In an essay in Salon Sarah Schulman says, "In 1999, I completed a novel called The Child. I had published seven novels and two nonfiction books between 1984 and 1998 with excited, positive reviews, translations, awards, and all the signs of success. But suddenly I could not get anyone to take this book.... Why was this book suddenly so unacceptable? There are people who believe that we live in a merit-based publishing environment. According to them, the reason I could not find a publisher was because The Child is less deserving than every novel that has been published in the last eight years, and, therefore, it objectively deserved to remain unavailable to readers. [Full disclosure: Huh? Is she saying some people believe thre is one person who controls all of publishing, like God, and weighs up every novel and its merits?] "The Child is about a romantic, sexual relationship between 15-year-old Stew and 40-year-old David. ... The relationship between Stew and David was intertwined with the story of a lesbian lawyer, her lover, and her legal partner. I have written widely about the ways and reasons that lesbian literature is disrespected in America, and I do not have the opportunity to fully replicate that information here."

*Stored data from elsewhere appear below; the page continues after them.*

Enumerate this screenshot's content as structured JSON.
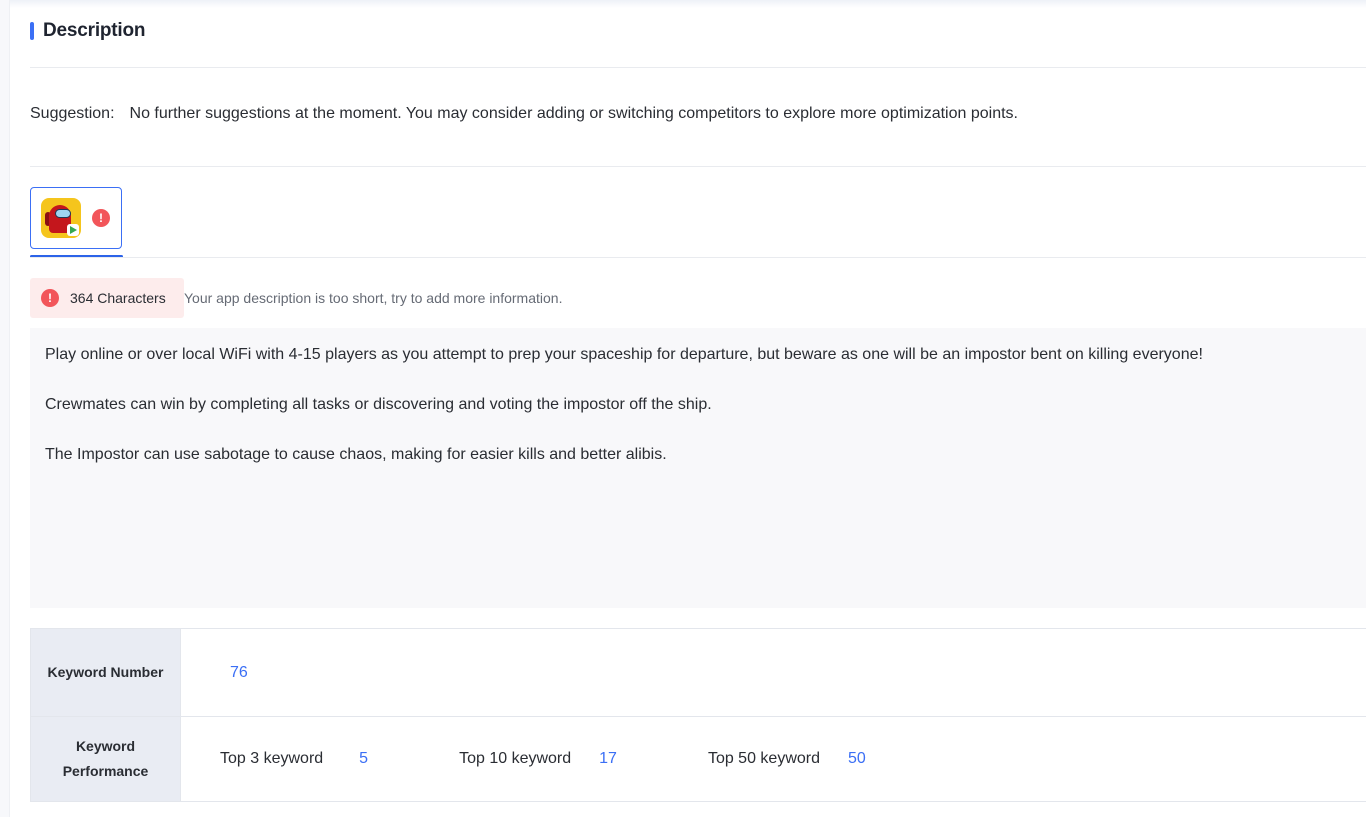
{
  "section": {
    "title": "Description"
  },
  "suggestion": {
    "label": "Suggestion:",
    "text": "No further suggestions at the moment. You may consider adding or switching competitors to explore more optimization points."
  },
  "app_tab": {
    "icon": "among-us-app-icon",
    "alert": "!"
  },
  "characters": {
    "count_label": "364 Characters",
    "hint": "Your app description is too short, try to add more information.",
    "alert": "!"
  },
  "description": {
    "paragraphs": [
      "Play online or over local WiFi with 4-15 players as you attempt to prep your spaceship for departure, but beware as one will be an impostor bent on killing everyone!",
      "Crewmates can win by completing all tasks or discovering and voting the impostor off the ship.",
      "The Impostor can use sabotage to cause chaos, making for easier kills and better alibis."
    ]
  },
  "keywords": {
    "number_label": "Keyword Number",
    "number_value": "76",
    "performance_label_line1": "Keyword",
    "performance_label_line2": "Performance",
    "top3_label": "Top 3 keyword",
    "top3_value": "5",
    "top10_label": "Top 10 keyword",
    "top10_value": "17",
    "top50_label": "Top 50 keyword",
    "top50_value": "50"
  },
  "colors": {
    "accent": "#3b6ff5",
    "alert": "#f2555a",
    "badge_bg": "#fdecec"
  }
}
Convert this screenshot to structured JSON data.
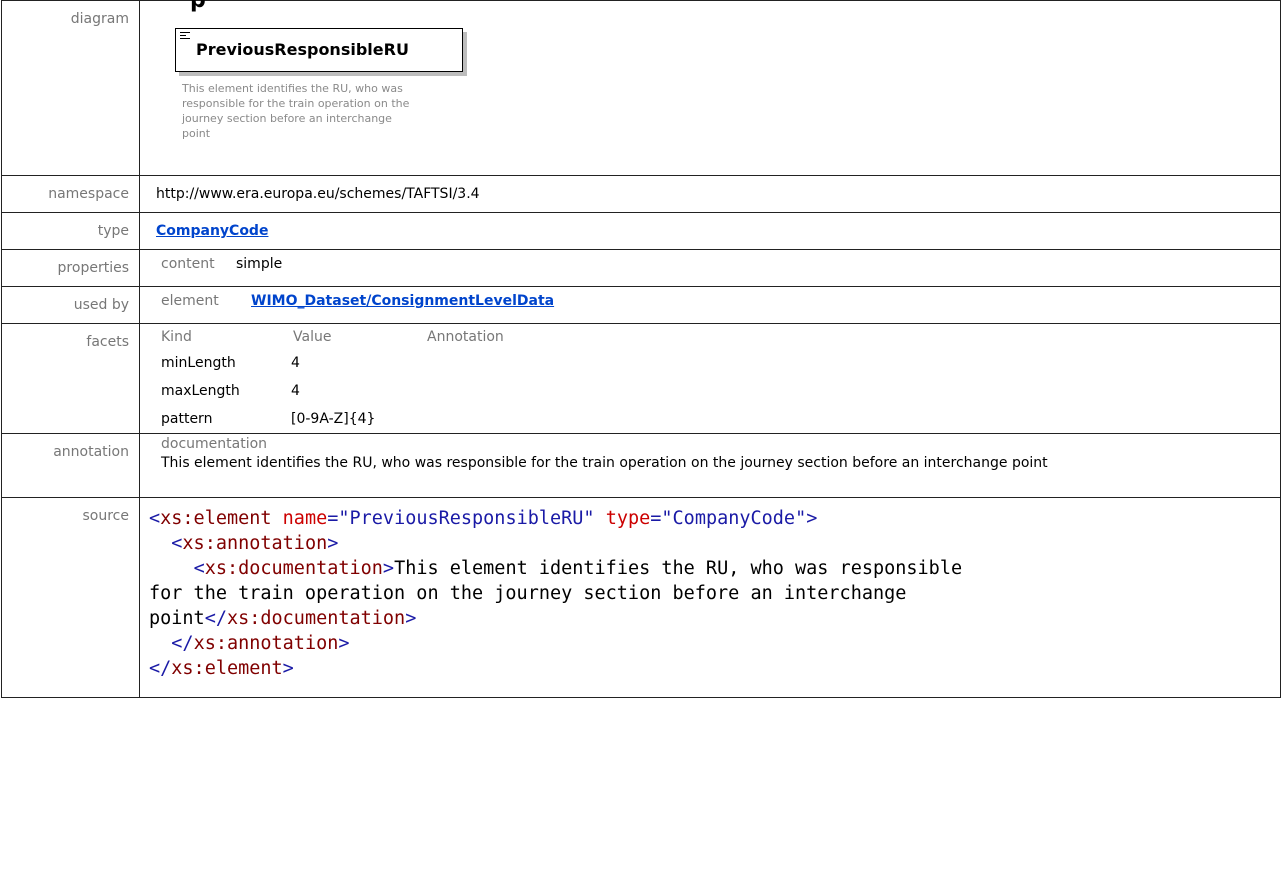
{
  "heading_fragment": "p",
  "rows": {
    "diagram": {
      "label": "diagram",
      "element_name": "PreviousResponsibleRU",
      "element_doc": "This element identifies the RU, who was responsible for the train operation on the journey section before an interchange point"
    },
    "namespace": {
      "label": "namespace",
      "value": "http://www.era.europa.eu/schemes/TAFTSI/3.4"
    },
    "type": {
      "label": "type",
      "value": "CompanyCode"
    },
    "properties": {
      "label": "properties",
      "key": "content",
      "value": "simple"
    },
    "used_by": {
      "label": "used by",
      "key": "element",
      "value": "WIMO_Dataset/ConsignmentLevelData"
    },
    "facets": {
      "label": "facets",
      "headers": [
        "Kind",
        "Value",
        "Annotation"
      ],
      "items": [
        {
          "kind": "minLength",
          "value": "4",
          "annotation": ""
        },
        {
          "kind": "maxLength",
          "value": "4",
          "annotation": ""
        },
        {
          "kind": "pattern",
          "value": "[0-9A-Z]{4}",
          "annotation": ""
        }
      ]
    },
    "annotation": {
      "label": "annotation",
      "caption": "documentation",
      "text": "This element identifies the RU, who was responsible for the train operation on the journey section before an interchange point"
    },
    "source": {
      "label": "source",
      "element_tag": "xs:element",
      "name_attr": "name",
      "name_value": "PreviousResponsibleRU",
      "type_attr": "type",
      "type_value": "CompanyCode",
      "annotation_tag": "xs:annotation",
      "documentation_tag": "xs:documentation",
      "documentation_text_line1": "This element identifies the RU, who was responsible",
      "documentation_text_line2": "for the train operation on the journey section before an interchange",
      "documentation_text_line3": "point"
    }
  }
}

I can think of a lot of reasons this book could have been rejected:
- Editors weren't comfortable with a relationship where one of the main characters verges on a pedophile and relationship is portrayed sympathetically.
- Editors thought there was a limited market for the book.
- Maybe it wasn't well written.
I just don't buy it. If an editor thinks a book will make money, they will publish it. No one has a right to be published, and I don't see that this is a sign that we live in troubling times.